Let $P \models Q$ denote that $Q$ is a logical consequence of $P$.
Then $P \models Q$ iff:
- $\models P \implies Q$
where $\models$ in this context means equals true in all interpretations.
That is, $P \models Q$ iff $P \implies Q$ is a tautology.
Proof
Sufficient Condition
Let $P \models Q$.
Then $Q$ is true in every model of $P$.
So let $\mathcal M$ be an arbitrary model of $P$.
From Implication Properties, we have $q \vdash p \implies q$:
- If something is true, anything implies it.
So as $Q$ is true in every model of $P$, then $P \implies Q$ is likewise true in every model of $P$.
Hence $\models P \implies Q$.
Necessary Condition
Now let $P \not \models Q$.
That is, there exists a model for $P$ for which $Q$ is false.
Let $\mathcal M \left({P}\right)$ be such a model.
That is: $\mathcal M \left({P}\right) = T$ while $\mathcal M \left({Q}\right) = F$.
From Tautology and Contradiction it follows that $\mathcal M \left({\neg Q}\right) = T$.
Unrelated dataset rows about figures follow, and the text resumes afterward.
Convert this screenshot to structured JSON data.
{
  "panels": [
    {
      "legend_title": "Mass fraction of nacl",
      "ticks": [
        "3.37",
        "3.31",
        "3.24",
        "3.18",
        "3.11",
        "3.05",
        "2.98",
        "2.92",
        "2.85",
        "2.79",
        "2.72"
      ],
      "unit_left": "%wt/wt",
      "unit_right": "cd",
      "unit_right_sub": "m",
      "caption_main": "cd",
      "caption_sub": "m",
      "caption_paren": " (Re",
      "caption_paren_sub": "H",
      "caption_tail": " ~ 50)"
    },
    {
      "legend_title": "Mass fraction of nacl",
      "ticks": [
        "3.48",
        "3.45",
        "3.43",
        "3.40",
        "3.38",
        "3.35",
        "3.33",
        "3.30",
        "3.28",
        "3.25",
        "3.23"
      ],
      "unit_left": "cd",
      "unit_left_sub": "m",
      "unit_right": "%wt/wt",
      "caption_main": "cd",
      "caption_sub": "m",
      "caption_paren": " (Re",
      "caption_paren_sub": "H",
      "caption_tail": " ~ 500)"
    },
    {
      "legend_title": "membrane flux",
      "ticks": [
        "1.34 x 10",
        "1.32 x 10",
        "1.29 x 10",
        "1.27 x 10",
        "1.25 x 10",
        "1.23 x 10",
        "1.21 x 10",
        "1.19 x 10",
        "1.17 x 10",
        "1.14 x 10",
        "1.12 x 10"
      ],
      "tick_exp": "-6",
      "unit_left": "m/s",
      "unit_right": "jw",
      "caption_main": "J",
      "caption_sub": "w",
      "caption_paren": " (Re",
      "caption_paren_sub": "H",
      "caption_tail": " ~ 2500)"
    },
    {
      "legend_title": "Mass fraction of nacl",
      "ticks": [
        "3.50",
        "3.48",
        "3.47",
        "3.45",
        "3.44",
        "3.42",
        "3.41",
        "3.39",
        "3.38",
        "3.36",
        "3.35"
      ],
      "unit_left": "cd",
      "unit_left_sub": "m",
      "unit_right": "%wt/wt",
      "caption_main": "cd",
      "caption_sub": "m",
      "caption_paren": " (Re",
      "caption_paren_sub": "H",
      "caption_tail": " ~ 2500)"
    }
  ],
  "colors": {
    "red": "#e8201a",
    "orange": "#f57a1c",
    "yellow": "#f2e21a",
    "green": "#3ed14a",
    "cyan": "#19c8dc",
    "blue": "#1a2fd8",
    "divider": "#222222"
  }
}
Thus $\mathcal M \left({P}\right) = T$ and $\mathcal M \left({\neg Q}\right) = T$.
Hence from the definition of conjunction, $\mathcal M \left({P \land \neg Q}\right) = T$.
So from Conjunction and Implication, we have that $\mathcal M \left({\neg \left({P \implies Q}\right)}\right) = T$ and hence $\mathcal M \left({P \implies Q}\right) = F$.
So $\not \models P \implies Q$.
Hence the result.
$\blacksquare$